Aterriza como puedas

Aterriza como puedasA las madres numerosas se nos suele olvidar una tarea con sobrecogedora frecuencia: educar a los pequeños. Tenemos excusas de sobra, no se crean. Desde la acumulación de mocos y culos que limpiar, hasta la enajenación que inevitablemente te asalta con la quincuagésima repetición del cierra la boca, la mano en la mesa, el codo fuera o cualquier variación de aquello que consideramos buenos modales y no es sino un forma sútil de torturar a las madres.

Sea como fuere, se ha comprobado empíricamente que las madres tendemos a proyectar capacidades adultas sobre nuestros dos primeros hijos y a infantilizar a todos los subsecuentes. No es raro ver a una madre amonestar a su primogénito con moralinas del todo ininteligibles para una criaturita que no ha firmado ni su segundo año de vida. De los primeros lo esperamos todo. Con mayúsculas. No hay concepto, por muy abstracto éste que sea, que nuestro primer retoño no pueda comprender incluso antes de sujetar la cabeza con soltura. Se les inculcan nociones sofisticadas como la naturaleza de la propiedad privada contra la necesidad antagónica de compartirlo todo, la protección del débil, lo inapropiado de quitarle el coche a mamporrazos al niño flacucho y lo poco solidario que es colarse en el tobogán.

Los mayores han de ser pulcros, generosos, comedidos, agradecidos y, sobretodo, educados. Muy educados, rayando en lo lisonjero. Los pequeños son otro cantar. Cuando nace un tercer hijo los dos primeros se convierten automáticamente en seres supeditados a las rutinas del benjamín. Si el bebé duerme, los mayores tienen que jugar en silencio.

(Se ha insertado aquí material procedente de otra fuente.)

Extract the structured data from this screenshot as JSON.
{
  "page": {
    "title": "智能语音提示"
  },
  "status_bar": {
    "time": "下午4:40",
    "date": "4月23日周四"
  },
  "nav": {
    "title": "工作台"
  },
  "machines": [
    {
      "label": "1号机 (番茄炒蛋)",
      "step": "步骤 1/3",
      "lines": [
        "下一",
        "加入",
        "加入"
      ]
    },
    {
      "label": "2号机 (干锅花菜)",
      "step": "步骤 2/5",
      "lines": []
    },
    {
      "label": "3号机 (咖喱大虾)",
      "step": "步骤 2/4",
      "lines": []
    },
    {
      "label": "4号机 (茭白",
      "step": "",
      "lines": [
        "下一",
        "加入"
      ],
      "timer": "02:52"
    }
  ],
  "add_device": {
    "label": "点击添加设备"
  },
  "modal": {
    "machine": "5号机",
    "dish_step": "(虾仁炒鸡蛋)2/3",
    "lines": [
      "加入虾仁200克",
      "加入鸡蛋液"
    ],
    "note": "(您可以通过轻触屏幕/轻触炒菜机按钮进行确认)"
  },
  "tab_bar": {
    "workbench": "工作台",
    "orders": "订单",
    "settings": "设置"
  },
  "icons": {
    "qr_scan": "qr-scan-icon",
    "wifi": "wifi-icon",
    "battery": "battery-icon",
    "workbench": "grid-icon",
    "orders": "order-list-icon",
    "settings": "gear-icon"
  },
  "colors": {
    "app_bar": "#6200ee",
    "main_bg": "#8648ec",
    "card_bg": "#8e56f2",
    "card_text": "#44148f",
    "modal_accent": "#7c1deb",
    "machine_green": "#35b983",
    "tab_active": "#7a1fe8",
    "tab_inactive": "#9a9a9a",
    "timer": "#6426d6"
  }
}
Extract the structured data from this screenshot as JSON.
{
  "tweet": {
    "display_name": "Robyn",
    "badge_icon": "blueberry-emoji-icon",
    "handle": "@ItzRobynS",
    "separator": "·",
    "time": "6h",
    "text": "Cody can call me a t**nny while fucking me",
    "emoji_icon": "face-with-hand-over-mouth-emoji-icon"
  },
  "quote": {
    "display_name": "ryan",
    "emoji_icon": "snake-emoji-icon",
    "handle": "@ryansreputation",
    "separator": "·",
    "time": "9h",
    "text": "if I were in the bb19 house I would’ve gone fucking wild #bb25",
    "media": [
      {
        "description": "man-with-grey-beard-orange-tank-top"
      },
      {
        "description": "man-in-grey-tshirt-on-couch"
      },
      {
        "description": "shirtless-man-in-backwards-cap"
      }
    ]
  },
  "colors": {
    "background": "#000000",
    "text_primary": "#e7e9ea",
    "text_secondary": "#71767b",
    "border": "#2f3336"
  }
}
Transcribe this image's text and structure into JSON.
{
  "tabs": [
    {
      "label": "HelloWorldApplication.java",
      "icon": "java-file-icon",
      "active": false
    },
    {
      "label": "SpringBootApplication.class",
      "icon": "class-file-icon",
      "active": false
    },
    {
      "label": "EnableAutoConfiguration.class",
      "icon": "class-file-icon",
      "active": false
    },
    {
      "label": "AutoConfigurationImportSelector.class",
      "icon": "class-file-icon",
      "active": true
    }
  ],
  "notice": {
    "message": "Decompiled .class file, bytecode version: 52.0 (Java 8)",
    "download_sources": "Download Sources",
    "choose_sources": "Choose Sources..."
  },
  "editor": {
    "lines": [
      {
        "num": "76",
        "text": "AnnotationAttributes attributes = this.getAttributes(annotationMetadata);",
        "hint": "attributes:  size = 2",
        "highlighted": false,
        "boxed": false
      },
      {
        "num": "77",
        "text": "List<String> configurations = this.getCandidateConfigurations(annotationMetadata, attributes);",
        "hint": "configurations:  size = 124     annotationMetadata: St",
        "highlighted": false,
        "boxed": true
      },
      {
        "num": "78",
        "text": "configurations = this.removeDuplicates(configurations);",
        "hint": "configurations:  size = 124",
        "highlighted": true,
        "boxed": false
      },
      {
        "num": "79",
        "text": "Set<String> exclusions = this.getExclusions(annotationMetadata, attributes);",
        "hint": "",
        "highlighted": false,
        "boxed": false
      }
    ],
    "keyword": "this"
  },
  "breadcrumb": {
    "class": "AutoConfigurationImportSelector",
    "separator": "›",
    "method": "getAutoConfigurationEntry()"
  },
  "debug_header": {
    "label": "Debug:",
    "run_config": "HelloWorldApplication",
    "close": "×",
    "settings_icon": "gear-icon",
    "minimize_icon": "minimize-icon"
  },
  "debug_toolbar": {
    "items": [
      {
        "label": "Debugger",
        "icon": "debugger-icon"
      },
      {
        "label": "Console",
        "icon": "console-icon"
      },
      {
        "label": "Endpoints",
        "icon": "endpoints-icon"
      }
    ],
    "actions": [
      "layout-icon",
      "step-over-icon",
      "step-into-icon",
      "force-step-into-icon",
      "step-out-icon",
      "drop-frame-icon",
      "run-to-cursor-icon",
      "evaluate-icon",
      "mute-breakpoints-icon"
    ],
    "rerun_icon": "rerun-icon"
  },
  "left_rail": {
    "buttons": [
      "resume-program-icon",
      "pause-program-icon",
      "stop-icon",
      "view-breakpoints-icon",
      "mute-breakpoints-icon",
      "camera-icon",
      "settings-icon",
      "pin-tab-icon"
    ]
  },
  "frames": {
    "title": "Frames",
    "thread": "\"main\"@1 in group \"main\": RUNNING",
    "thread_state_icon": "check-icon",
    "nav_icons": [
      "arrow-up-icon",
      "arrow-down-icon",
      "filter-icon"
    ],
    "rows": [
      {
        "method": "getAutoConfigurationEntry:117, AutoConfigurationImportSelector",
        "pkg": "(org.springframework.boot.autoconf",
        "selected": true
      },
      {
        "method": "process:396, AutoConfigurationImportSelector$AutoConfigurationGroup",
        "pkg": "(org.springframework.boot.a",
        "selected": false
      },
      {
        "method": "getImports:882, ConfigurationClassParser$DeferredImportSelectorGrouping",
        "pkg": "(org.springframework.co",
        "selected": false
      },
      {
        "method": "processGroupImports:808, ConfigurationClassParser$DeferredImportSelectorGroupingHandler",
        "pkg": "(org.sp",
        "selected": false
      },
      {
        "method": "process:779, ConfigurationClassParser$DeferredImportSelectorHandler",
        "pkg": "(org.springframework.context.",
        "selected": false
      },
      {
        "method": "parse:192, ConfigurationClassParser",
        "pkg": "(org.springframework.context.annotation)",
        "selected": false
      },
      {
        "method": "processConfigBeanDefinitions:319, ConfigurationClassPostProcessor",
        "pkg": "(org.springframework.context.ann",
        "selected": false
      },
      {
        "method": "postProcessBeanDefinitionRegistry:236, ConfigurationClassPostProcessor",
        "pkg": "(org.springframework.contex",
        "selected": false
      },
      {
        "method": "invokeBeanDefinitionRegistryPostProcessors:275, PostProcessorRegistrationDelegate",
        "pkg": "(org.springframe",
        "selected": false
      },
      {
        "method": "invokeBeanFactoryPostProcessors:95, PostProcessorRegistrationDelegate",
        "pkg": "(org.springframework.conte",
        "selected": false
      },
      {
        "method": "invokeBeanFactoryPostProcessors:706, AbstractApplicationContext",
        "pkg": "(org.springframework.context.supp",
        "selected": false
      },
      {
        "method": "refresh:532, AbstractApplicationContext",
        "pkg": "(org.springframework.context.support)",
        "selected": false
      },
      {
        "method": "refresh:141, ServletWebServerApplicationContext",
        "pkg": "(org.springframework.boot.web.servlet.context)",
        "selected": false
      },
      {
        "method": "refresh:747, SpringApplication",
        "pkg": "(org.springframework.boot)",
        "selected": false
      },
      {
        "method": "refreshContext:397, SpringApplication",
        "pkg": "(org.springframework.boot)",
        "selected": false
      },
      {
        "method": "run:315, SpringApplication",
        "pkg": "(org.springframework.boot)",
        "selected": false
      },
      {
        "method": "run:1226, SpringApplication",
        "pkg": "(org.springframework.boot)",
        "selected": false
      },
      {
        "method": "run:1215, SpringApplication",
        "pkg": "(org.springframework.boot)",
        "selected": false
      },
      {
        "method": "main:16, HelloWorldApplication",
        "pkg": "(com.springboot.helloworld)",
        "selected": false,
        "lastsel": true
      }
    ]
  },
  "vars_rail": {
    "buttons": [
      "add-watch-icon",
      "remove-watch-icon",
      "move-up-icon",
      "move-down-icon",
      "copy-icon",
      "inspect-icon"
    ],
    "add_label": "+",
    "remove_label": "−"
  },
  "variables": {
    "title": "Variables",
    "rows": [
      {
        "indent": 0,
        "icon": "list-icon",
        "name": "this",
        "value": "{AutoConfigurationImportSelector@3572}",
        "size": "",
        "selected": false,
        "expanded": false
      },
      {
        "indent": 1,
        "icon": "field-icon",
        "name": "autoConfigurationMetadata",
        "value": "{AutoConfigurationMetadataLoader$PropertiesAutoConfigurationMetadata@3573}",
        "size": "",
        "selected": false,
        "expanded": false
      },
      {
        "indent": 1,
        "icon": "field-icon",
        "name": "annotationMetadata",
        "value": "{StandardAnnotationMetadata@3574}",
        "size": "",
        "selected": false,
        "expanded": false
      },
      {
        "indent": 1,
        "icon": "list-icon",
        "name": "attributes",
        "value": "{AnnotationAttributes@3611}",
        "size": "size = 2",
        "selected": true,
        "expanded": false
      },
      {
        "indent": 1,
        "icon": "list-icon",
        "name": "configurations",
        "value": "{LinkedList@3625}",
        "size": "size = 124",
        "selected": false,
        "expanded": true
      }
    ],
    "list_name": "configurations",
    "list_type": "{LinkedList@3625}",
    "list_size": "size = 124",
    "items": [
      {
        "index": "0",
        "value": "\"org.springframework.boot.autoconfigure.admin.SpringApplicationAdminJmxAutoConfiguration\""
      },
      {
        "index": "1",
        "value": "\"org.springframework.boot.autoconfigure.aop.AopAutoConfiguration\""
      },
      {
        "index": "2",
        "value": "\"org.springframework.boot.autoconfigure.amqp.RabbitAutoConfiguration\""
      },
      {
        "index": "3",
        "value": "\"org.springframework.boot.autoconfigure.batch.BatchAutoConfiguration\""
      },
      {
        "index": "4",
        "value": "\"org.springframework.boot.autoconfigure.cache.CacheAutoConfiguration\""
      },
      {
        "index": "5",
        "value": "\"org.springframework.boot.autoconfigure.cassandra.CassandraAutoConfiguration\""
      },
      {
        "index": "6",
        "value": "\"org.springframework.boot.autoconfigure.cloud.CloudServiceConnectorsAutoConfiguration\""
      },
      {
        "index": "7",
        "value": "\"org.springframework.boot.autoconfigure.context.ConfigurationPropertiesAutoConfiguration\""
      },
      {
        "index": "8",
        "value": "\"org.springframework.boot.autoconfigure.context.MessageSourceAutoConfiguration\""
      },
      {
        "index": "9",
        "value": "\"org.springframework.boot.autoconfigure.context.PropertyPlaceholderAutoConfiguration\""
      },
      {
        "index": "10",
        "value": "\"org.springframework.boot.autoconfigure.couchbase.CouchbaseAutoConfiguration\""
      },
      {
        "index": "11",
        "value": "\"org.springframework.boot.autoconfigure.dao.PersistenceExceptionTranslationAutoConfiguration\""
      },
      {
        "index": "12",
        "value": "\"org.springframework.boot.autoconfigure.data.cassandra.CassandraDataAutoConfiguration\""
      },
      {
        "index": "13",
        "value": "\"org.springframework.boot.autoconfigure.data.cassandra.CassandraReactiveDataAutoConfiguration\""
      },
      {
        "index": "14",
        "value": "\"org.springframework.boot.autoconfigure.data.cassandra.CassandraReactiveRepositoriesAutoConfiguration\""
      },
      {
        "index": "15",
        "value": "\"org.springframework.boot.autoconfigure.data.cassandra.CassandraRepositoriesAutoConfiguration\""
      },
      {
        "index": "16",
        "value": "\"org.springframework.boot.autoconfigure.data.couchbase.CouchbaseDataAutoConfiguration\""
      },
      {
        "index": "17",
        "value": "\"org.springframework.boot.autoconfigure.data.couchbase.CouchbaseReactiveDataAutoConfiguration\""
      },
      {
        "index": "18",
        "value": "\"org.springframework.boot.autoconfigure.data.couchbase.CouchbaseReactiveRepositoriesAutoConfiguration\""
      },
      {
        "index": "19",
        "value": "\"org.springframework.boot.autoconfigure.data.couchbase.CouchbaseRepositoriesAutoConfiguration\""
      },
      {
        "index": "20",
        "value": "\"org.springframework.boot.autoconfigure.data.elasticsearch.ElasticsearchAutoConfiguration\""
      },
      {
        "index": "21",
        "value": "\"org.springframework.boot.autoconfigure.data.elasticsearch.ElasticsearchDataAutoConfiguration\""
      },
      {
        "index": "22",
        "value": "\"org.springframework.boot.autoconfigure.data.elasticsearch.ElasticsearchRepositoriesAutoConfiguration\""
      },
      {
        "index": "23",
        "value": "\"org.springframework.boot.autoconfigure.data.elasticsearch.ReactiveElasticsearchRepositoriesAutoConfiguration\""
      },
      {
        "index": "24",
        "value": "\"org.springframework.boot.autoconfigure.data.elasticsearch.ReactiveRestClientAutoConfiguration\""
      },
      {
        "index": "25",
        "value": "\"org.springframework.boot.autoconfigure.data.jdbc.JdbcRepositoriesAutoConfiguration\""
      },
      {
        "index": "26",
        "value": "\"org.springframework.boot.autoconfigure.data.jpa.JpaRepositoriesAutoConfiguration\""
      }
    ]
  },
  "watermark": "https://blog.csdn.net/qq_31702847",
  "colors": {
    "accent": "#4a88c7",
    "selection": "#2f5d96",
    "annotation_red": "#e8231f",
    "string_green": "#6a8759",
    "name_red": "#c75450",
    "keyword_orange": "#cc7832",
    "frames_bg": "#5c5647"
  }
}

Si el nene quiere comer tiene prioridad absoluta sobre cualquier necesidad fisiológica de sus predecesores y sus cacas son más perentorias que las de ningún otro.

Esta hegemonía tiránica se perpetúa más allá de lo razonable. Una madre de tres o más lo que no quiere son gritos. El silencio y la paz se imponen sobre la equidad, la justicia y la mínima decencia. Si el pequeño quiere el coche se lo dejas. Si te pega te aguantas pero como le pegues tú te enteras. Si al menor se le antoja comerse las fichas del parchís en mitad de una partida trepidante los mayores han de aceptarlo con resignación y estar preparados para aplicarle la maniobra de Heimlich. Mientras tanto los menores campan salvajes por la vida, dueños y señores de unas prebendas que ni un alcalde de un municipio de cuarta.

Así, sin casi comerlo ni beberlo, te encuentras un día encerrada en un habitáculo de dimensiones reducidas con La Tercera, La Cuarta y los otros ciento cincuenta pasajeros del fatídico vuelo Madrid-Munich de las tres y media. La Tercera, mal que bien, se comporta como una animal cuasi-doméstico y,salvando un empeño inusitado por subir y bajar del asiento un número indeterminado de veces, firma una actuación de suficiente raspado. La Cuarta en cambio… ¡Ay! La Cuarta.

La Cuarta se lía a patadas con el asiento de la pobre germana oronda de la fila veintiuno. Cuando por fin consigo reducirla, opta por quitarse los zapatos para liarse a tortas con la coronilla a la pasajera desdichada. Lo de volver a ponerle los zapatos fue una lucha cuerpo a cuerpo aderezada con los chillidos más estridentes que jamás han taladrado tímpano humano.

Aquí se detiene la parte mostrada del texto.